Blöderweise hatte der Chefredakteur ihr noch diesen Auftrag für die nächste Kolumne gegeben. „Schreiben Sie was über Theodor Fontane. Er feiert am 30. Dezember seinen 200. Geburtstag. Da fällt Ihnen doch bestimmt was Nettes ein – was fürs Herz, bitte!“

„Ich habe doch schon was vorbereitet. Einen Text über Fernbeziehungen während der Weihnachtszeit – das ist doch viel aktueller als so ein… “, hatte Steffi erwidert und sich gerade noch die Formulierung „verstaubter Dichter“ verkniffen. Ihr Chefredakteur hatte Germanistik studiert und was bekanntermaßen ein Fan deutscher Klassiker.

„Ihr Privatleben interessiert die Leserinnen unserer Zeitschrift „Frau im Jetzt“ nun wirklich nicht. Und so ein alter Poet ist oft moderner als man denkt.“ Dann hatte er ihr noch grinsend einen Stapel Bücher überreicht: Eine Biografie von Fontane, seine Balladen, den Roman „Effie Briest“. Steffi erinnerte sich, dass sie ihn widerwillig in der Schule gelesen hatte. Die arme Effie entflieht darin ihrer trostlosen Ehe durch eine Affäre und zur Strafe wird der Liebhaber erschossen und sie selbst für immer in die Armut verbannt. Genervt biss Steffi in einen Zimtstern. Wie sollte sie denn bitteschön was Herzergreifendes für eine Frauenzeitschrift schreiben, wenn Fontane seine weiblichen Hauptfiguren nicht mal ein halbwegs glückliches Happy End gönnte? Steffi dachte an ihren Freund Arne, der jetzt bestimmt noch in seinem Stockholmer Café arbeitete. Das Lokal lief gerade nicht so gut, weshalb er die geplante Weihnachtspause streichen musste. Beide würden mal wieder kein gemeines Fest erleben - das zweite Jahr hintereinander.
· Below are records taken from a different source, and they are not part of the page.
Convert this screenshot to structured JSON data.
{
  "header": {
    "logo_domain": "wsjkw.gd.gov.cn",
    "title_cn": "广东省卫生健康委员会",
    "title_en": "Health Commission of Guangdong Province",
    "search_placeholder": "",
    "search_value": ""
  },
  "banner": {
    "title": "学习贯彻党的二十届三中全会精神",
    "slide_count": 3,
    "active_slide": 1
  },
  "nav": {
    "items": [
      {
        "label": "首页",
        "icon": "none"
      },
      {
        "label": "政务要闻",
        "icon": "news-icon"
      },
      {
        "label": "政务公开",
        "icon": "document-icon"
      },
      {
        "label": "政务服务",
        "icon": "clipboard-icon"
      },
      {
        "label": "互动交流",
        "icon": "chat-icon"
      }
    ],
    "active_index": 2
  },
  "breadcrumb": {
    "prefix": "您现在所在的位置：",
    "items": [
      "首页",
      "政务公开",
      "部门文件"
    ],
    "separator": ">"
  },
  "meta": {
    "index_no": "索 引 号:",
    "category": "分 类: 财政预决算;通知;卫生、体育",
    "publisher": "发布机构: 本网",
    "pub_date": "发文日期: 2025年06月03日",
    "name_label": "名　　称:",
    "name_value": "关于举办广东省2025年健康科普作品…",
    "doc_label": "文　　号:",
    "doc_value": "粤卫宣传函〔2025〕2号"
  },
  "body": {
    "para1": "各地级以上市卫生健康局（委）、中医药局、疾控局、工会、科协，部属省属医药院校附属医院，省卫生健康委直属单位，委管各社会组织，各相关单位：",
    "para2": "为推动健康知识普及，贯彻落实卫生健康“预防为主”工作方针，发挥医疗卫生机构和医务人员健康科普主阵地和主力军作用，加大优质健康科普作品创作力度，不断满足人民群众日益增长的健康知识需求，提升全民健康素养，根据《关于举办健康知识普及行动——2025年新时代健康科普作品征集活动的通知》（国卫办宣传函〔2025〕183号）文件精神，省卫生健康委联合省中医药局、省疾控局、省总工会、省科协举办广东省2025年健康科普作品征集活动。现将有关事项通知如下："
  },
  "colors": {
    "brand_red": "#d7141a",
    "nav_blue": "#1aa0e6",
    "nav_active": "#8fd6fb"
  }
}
Kauend warf sie einen Blick auf die Biografie von der Theodor Fontane, auf deren Titel er abgebildet war, gekleidet in einen eleganten Anzug und etwas hochnäsig in die Ferne starrend. Der große Poet, dem die Literatur-Klassiker nur so aus der Feder gepurzelt waren, hatte sowas wie sie bestimmt nie erlebt, dachte Steffi: Geldsorgen, Beziehungskrisen. Um ihre Vermutung zu bestätigen, begann sie in der Biografie zu blättern. Dabei merkte sie gar nicht, wie die Zeit verging. Erst bei der Hälfte des Buchs blickte sie auf die Uhr und stellte fest, dass sie die letzte drei Stunden ununterbrochen gelesen hatte. In dieser Zeit hatte Steffi erfahren, dass Fontanes Karriere keineswegs reibungslos verlaufen war. Nachdem er zunächst den Fußstapfen seines Vaters folgte und den Beruf des Apothekers gelernt hatte, wagte er erst als 29-Jähriger den Schritt ins Schriftstellerleben. Danach waren viele Jahre von Armut geprägt. Wegen einer Anstellung als Korrespondent in London musste er als junger Vater den Heiligen Abend oft fern von seiner Familie feiern. „Die Weihnachtszeit ist wieder da mit Tannen und mit Lichtern, ich stünde gerne als Herr Papa unter lachenden Gesichtern. Doch ach, zu fremdem Gänse-Genuss nach Brompton fahr ich im Omnibus. Es geht nun mal nicht anders“, dichtete er im Jahr 1856 für seine Frau Emilie.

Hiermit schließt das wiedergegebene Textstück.